Most areas in Zimbabwe have been hit hard by climate change with heatwaves, low precipitation, or excessive rain resulting in flash floods.
David Marekera, the village head in Maramba in Mashonaland East province, 130km (80 miles) south of Harare, said climate change is not only bringing hunger in the community but destroying the future of children.
“It is very unfortunate. To us, the damage is high and irreversible at least for now. Teen boys are quitting school going to artisanal mining in the Mazowe dam. Teen girls are going into child marriages and child prostitution because of hunger,” says Marekera.
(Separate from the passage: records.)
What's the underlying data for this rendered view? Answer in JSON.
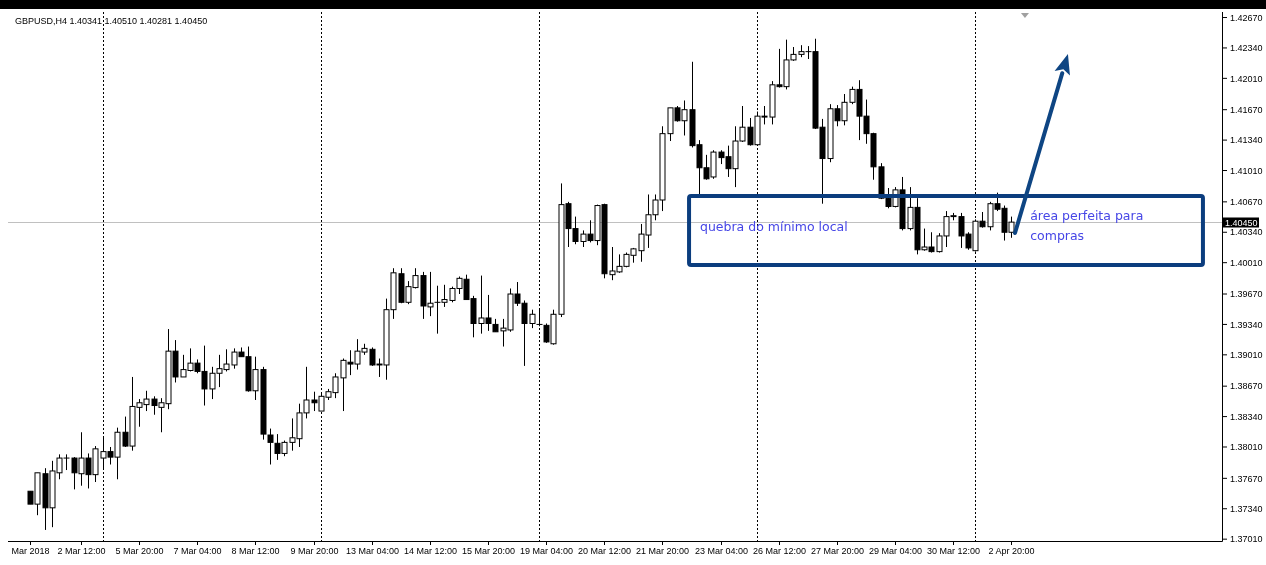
{
  "chart_data": {
    "type": "candlestick",
    "title": "GBPUSD,H4 1.40341 1.40510 1.40281 1.40450",
    "categories": [
      "Mar 2018",
      null,
      null,
      null,
      null,
      null,
      null,
      "2 Mar 12:00",
      null,
      null,
      null,
      null,
      null,
      null,
      null,
      "5 Mar 20:00",
      null,
      null,
      null,
      null,
      null,
      null,
      null,
      "7 Mar 04:00",
      null,
      null,
      null,
      null,
      null,
      null,
      null,
      "8 Mar 12:00",
      null,
      null,
      null,
      null,
      null,
      null,
      null,
      "9 Mar 20:00",
      null,
      null,
      null,
      null,
      null,
      null,
      null,
      "13 Mar 04:00",
      null,
      null,
      null,
      null,
      null,
      null,
      null,
      "14 Mar 12:00",
      null,
      null,
      null,
      null,
      null,
      null,
      null,
      "15 Mar 20:00",
      null,
      null,
      null,
      null,
      null,
      null,
      null,
      "19 Mar 04:00",
      null,
      null,
      null,
      null,
      null,
      null,
      null,
      "20 Mar 12:00",
      null,
      null,
      null,
      null,
      null,
      null,
      null,
      "21 Mar 20:00",
      null,
      null,
      null,
      null,
      null,
      null,
      null,
      "23 Mar 04:00",
      null,
      null,
      null,
      null,
      null,
      null,
      null,
      "26 Mar 12:00",
      null,
      null,
      null,
      null,
      null,
      null,
      null,
      "27 Mar 20:00",
      null,
      null,
      null,
      null,
      null,
      null,
      null,
      "29 Mar 04:00",
      null,
      null,
      null,
      null,
      null,
      null,
      null,
      "30 Mar 12:00",
      null,
      null,
      null,
      null,
      null,
      null,
      null,
      "2 Apr 20:00",
      null,
      null,
      null,
      null,
      null,
      null,
      null,
      null,
      null,
      null,
      null,
      null,
      null,
      null,
      null,
      null,
      null,
      null,
      null,
      null,
      null,
      null,
      null,
      null,
      null,
      null,
      null,
      null
    ],
    "ohlc": [
      [
        1.3753,
        1.3753,
        1.3739,
        1.3739
      ],
      [
        1.3739,
        1.3773,
        1.3727,
        1.3773
      ],
      [
        1.3772,
        1.3778,
        1.3711,
        1.3735
      ],
      [
        1.3735,
        1.3786,
        1.3714,
        1.3775
      ],
      [
        1.3773,
        1.3793,
        1.3766,
        1.3789
      ],
      [
        1.3789,
        1.3793,
        1.3776,
        1.3789
      ],
      [
        1.3789,
        1.379,
        1.3755,
        1.3773
      ],
      [
        1.3772,
        1.3817,
        1.3759,
        1.3789
      ],
      [
        1.3789,
        1.3794,
        1.3756,
        1.3771
      ],
      [
        1.3771,
        1.3802,
        1.3763,
        1.3799
      ],
      [
        1.3789,
        1.3812,
        1.3778,
        1.3796
      ],
      [
        1.3796,
        1.3801,
        1.3782,
        1.379
      ],
      [
        1.379,
        1.3822,
        1.3766,
        1.3817
      ],
      [
        1.3817,
        1.3834,
        1.3801,
        1.3802
      ],
      [
        1.3802,
        1.3877,
        1.3797,
        1.3845
      ],
      [
        1.3844,
        1.3853,
        1.3823,
        1.3849
      ],
      [
        1.3847,
        1.3862,
        1.384,
        1.3853
      ],
      [
        1.3853,
        1.3856,
        1.3836,
        1.3846
      ],
      [
        1.3844,
        1.3854,
        1.3817,
        1.3849
      ],
      [
        1.3848,
        1.3929,
        1.3842,
        1.3905
      ],
      [
        1.3905,
        1.3917,
        1.3871,
        1.3877
      ],
      [
        1.3877,
        1.3901,
        1.3877,
        1.3885
      ],
      [
        1.3884,
        1.3908,
        1.3883,
        1.3892
      ],
      [
        1.3892,
        1.3896,
        1.3881,
        1.3883
      ],
      [
        1.3883,
        1.3911,
        1.3846,
        1.3864
      ],
      [
        1.3864,
        1.3888,
        1.3853,
        1.3881
      ],
      [
        1.3881,
        1.3901,
        1.3866,
        1.3886
      ],
      [
        1.3885,
        1.3907,
        1.3883,
        1.3891
      ],
      [
        1.389,
        1.3908,
        1.3886,
        1.3904
      ],
      [
        1.3904,
        1.3909,
        1.3899,
        1.3899
      ],
      [
        1.3899,
        1.391,
        1.3861,
        1.3862
      ],
      [
        1.3862,
        1.3899,
        1.3852,
        1.3885
      ],
      [
        1.3885,
        1.3888,
        1.3809,
        1.3815
      ],
      [
        1.3814,
        1.3821,
        1.3782,
        1.3806
      ],
      [
        1.3805,
        1.3815,
        1.3787,
        1.3794
      ],
      [
        1.3794,
        1.3808,
        1.3791,
        1.3806
      ],
      [
        1.3806,
        1.3832,
        1.3797,
        1.3811
      ],
      [
        1.381,
        1.3848,
        1.3801,
        1.3838
      ],
      [
        1.3838,
        1.3888,
        1.3832,
        1.3852
      ],
      [
        1.3852,
        1.3861,
        1.384,
        1.3849
      ],
      [
        1.384,
        1.386,
        1.384,
        1.3856
      ],
      [
        1.3855,
        1.3864,
        1.3852,
        1.3861
      ],
      [
        1.386,
        1.3881,
        1.3854,
        1.3877
      ],
      [
        1.3876,
        1.3897,
        1.384,
        1.3895
      ],
      [
        1.3893,
        1.3906,
        1.3879,
        1.3891
      ],
      [
        1.3891,
        1.3918,
        1.3885,
        1.3905
      ],
      [
        1.3904,
        1.3913,
        1.3901,
        1.3908
      ],
      [
        1.3907,
        1.3909,
        1.3889,
        1.389
      ],
      [
        1.3891,
        1.3897,
        1.3877,
        1.389
      ],
      [
        1.389,
        1.3962,
        1.3874,
        1.395
      ],
      [
        1.395,
        1.3995,
        1.394,
        1.399
      ],
      [
        1.3989,
        1.3995,
        1.3957,
        1.3958
      ],
      [
        1.3958,
        1.3981,
        1.3956,
        1.3975
      ],
      [
        1.3974,
        1.3995,
        1.3973,
        1.3987
      ],
      [
        1.3987,
        1.3991,
        1.394,
        1.3954
      ],
      [
        1.3953,
        1.3991,
        1.3943,
        1.3957
      ],
      [
        1.3958,
        1.3976,
        1.3924,
        1.3958
      ],
      [
        1.3958,
        1.3977,
        1.3953,
        1.3961
      ],
      [
        1.396,
        1.3975,
        1.3958,
        1.3973
      ],
      [
        1.3973,
        1.3986,
        1.3967,
        1.3984
      ],
      [
        1.3983,
        1.3988,
        1.3961,
        1.3961
      ],
      [
        1.3962,
        1.3965,
        1.392,
        1.3935
      ],
      [
        1.3935,
        1.3987,
        1.3924,
        1.3941
      ],
      [
        1.3941,
        1.3966,
        1.3927,
        1.3935
      ],
      [
        1.3934,
        1.394,
        1.3926,
        1.3926
      ],
      [
        1.3927,
        1.394,
        1.391,
        1.393
      ],
      [
        1.3928,
        1.3973,
        1.3926,
        1.3967
      ],
      [
        1.3967,
        1.398,
        1.3954,
        1.3957
      ],
      [
        1.3957,
        1.396,
        1.3889,
        1.3935
      ],
      [
        1.3935,
        1.395,
        1.393,
        1.3945
      ],
      [
        1.3934,
        1.395,
        1.3932,
        1.3934
      ],
      [
        1.3933,
        1.3935,
        1.3914,
        1.3915
      ],
      [
        1.3913,
        1.395,
        1.3912,
        1.3945
      ],
      [
        1.3945,
        1.4087,
        1.3942,
        1.4064
      ],
      [
        1.4065,
        1.4067,
        1.4018,
        1.4038
      ],
      [
        1.4038,
        1.4051,
        1.4021,
        1.4024
      ],
      [
        1.4024,
        1.4036,
        1.4018,
        1.4032
      ],
      [
        1.4032,
        1.4047,
        1.4023,
        1.4025
      ],
      [
        1.4025,
        1.4064,
        1.402,
        1.4063
      ],
      [
        1.4064,
        1.4065,
        1.3984,
        1.3989
      ],
      [
        1.3988,
        1.4018,
        1.3982,
        1.3992
      ],
      [
        1.3991,
        1.401,
        1.399,
        1.3997
      ],
      [
        1.3997,
        1.4012,
        1.3996,
        1.401
      ],
      [
        1.4009,
        1.4017,
        1.4001,
        1.4016
      ],
      [
        1.4014,
        1.4043,
        1.4002,
        1.4032
      ],
      [
        1.4031,
        1.4075,
        1.4017,
        1.4053
      ],
      [
        1.4053,
        1.4075,
        1.4047,
        1.4069
      ],
      [
        1.4069,
        1.4149,
        1.4057,
        1.4141
      ],
      [
        1.4141,
        1.4169,
        1.4133,
        1.4169
      ],
      [
        1.4169,
        1.4171,
        1.4154,
        1.4155
      ],
      [
        1.4155,
        1.4177,
        1.4139,
        1.4167
      ],
      [
        1.4167,
        1.4219,
        1.4126,
        1.4128
      ],
      [
        1.4129,
        1.4134,
        1.4073,
        1.4104
      ],
      [
        1.4104,
        1.4118,
        1.4091,
        1.4092
      ],
      [
        1.4094,
        1.4123,
        1.4092,
        1.4121
      ],
      [
        1.4121,
        1.4123,
        1.4108,
        1.4115
      ],
      [
        1.4116,
        1.4128,
        1.4094,
        1.4103
      ],
      [
        1.4103,
        1.4149,
        1.4083,
        1.4133
      ],
      [
        1.4133,
        1.4171,
        1.4132,
        1.4148
      ],
      [
        1.4148,
        1.4158,
        1.4128,
        1.4129
      ],
      [
        1.4129,
        1.4165,
        1.4128,
        1.416
      ],
      [
        1.416,
        1.4171,
        1.4151,
        1.4159
      ],
      [
        1.4159,
        1.4198,
        1.4151,
        1.4194
      ],
      [
        1.4194,
        1.4233,
        1.4191,
        1.4192
      ],
      [
        1.4192,
        1.4243,
        1.4189,
        1.4221
      ],
      [
        1.4221,
        1.4235,
        1.422,
        1.4227
      ],
      [
        1.4227,
        1.4237,
        1.4224,
        1.423
      ],
      [
        1.423,
        1.4236,
        1.4222,
        1.423
      ],
      [
        1.423,
        1.4244,
        1.4146,
        1.4147
      ],
      [
        1.4148,
        1.4157,
        1.4065,
        1.4114
      ],
      [
        1.4114,
        1.4173,
        1.411,
        1.4168
      ],
      [
        1.4168,
        1.4172,
        1.4149,
        1.4155
      ],
      [
        1.4155,
        1.4184,
        1.415,
        1.4175
      ],
      [
        1.4175,
        1.4192,
        1.4173,
        1.4189
      ],
      [
        1.4189,
        1.4199,
        1.4134,
        1.416
      ],
      [
        1.416,
        1.4178,
        1.413,
        1.4141
      ],
      [
        1.4141,
        1.4142,
        1.4091,
        1.4105
      ],
      [
        1.4105,
        1.4109,
        1.407,
        1.4071
      ],
      [
        1.4071,
        1.4082,
        1.406,
        1.4062
      ],
      [
        1.4062,
        1.4083,
        1.4061,
        1.408
      ],
      [
        1.408,
        1.4094,
        1.4036,
        1.4038
      ],
      [
        1.4038,
        1.4083,
        1.4036,
        1.4061
      ],
      [
        1.4061,
        1.4071,
        1.401,
        1.4015
      ],
      [
        1.4015,
        1.4038,
        1.4014,
        1.4018
      ],
      [
        1.4018,
        1.4034,
        1.4012,
        1.4013
      ],
      [
        1.4013,
        1.4033,
        1.4012,
        1.403
      ],
      [
        1.403,
        1.4057,
        1.4018,
        1.4051
      ],
      [
        1.4051,
        1.4055,
        1.4047,
        1.4052
      ],
      [
        1.4051,
        1.4055,
        1.4017,
        1.403
      ],
      [
        1.4032,
        1.4034,
        1.4015,
        1.4017
      ],
      [
        1.4014,
        1.4048,
        1.4013,
        1.4046
      ],
      [
        1.4046,
        1.4056,
        1.4039,
        1.404
      ],
      [
        1.404,
        1.4067,
        1.4036,
        1.4065
      ],
      [
        1.4065,
        1.4077,
        1.4057,
        1.4059
      ],
      [
        1.406,
        1.4063,
        1.4025,
        1.4034
      ],
      [
        1.4034,
        1.4051,
        1.4028,
        1.4045
      ],
      null,
      null,
      null,
      null,
      null,
      null,
      null,
      null,
      null,
      null,
      null,
      null,
      null,
      null,
      null,
      null,
      null,
      null,
      null,
      null,
      null,
      null,
      null,
      null,
      null,
      null,
      null,
      null
    ],
    "color": "#000000",
    "ylim": [
      1.3699,
      1.4273
    ],
    "yticks": [
      {
        "value": 1.4267,
        "label": "1.42670"
      },
      {
        "value": 1.4234,
        "label": "1.42340"
      },
      {
        "value": 1.4201,
        "label": "1.42010"
      },
      {
        "value": 1.4167,
        "label": "1.41670"
      },
      {
        "value": 1.4134,
        "label": "1.41340"
      },
      {
        "value": 1.4101,
        "label": "1.41010"
      },
      {
        "value": 1.4067,
        "label": "1.40670"
      },
      {
        "value": 1.4034,
        "label": "1.40340"
      },
      {
        "value": 1.4001,
        "label": "1.40010"
      },
      {
        "value": 1.3967,
        "label": "1.39670"
      },
      {
        "value": 1.3934,
        "label": "1.39340"
      },
      {
        "value": 1.3901,
        "label": "1.39010"
      },
      {
        "value": 1.3867,
        "label": "1.38670"
      },
      {
        "value": 1.3834,
        "label": "1.38340"
      },
      {
        "value": 1.3801,
        "label": "1.38010"
      },
      {
        "value": 1.3767,
        "label": "1.37670"
      },
      {
        "value": 1.3734,
        "label": "1.37340"
      },
      {
        "value": 1.3701,
        "label": "1.37010"
      }
    ],
    "ref_lines": [
      {
        "axis": "y",
        "value": 1.4045,
        "label": "1.40450",
        "color": "#c0c0c0"
      }
    ],
    "annotations": [
      "quebra do mínimo local",
      "área perfeita para compras"
    ]
  }
}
Zimbabwe’s National Climate Change Response Strategy states: “Climate change is the biggest threat to humanity today.”
It is estimated it will cause average temperatures in Zimbabwe to rise about 3 degrees Celsius (5.4 degrees Fahrenheit) by the end of the century. Annual rainfall could decline by 5-18 percent, especially in the country’s south.
Dropping out
Onita Sibanda, from Hwange district in northwestern Zimbabwe, says most of the girls her age moved to urban areas to escape the effects of climate change.
“It’s difficult to quantify the numbers flocking out the villages of Hwange. But our fields have been not producing enough in the past years,” she told Al Jazeera.
“Generally the weather is bad. Here in Hwange, we are experiencing flash floods and storms almost every year for the past three years. Girls are dropping out of schools or just after finishing going to the city to seek jobs, but later turning to prostitution,” says Onita.
Daniel Sithole – a climate analyst and director of Green Shango Trust, a non-profit organisation focusing on climate change mitigation – says it is Zimbabwe’s women who are most affected by global warming.
“Women are disproportionately vulnerable to the effects of climate change, which could, in turn, exacerbate existing gender disparities,” says Sithole.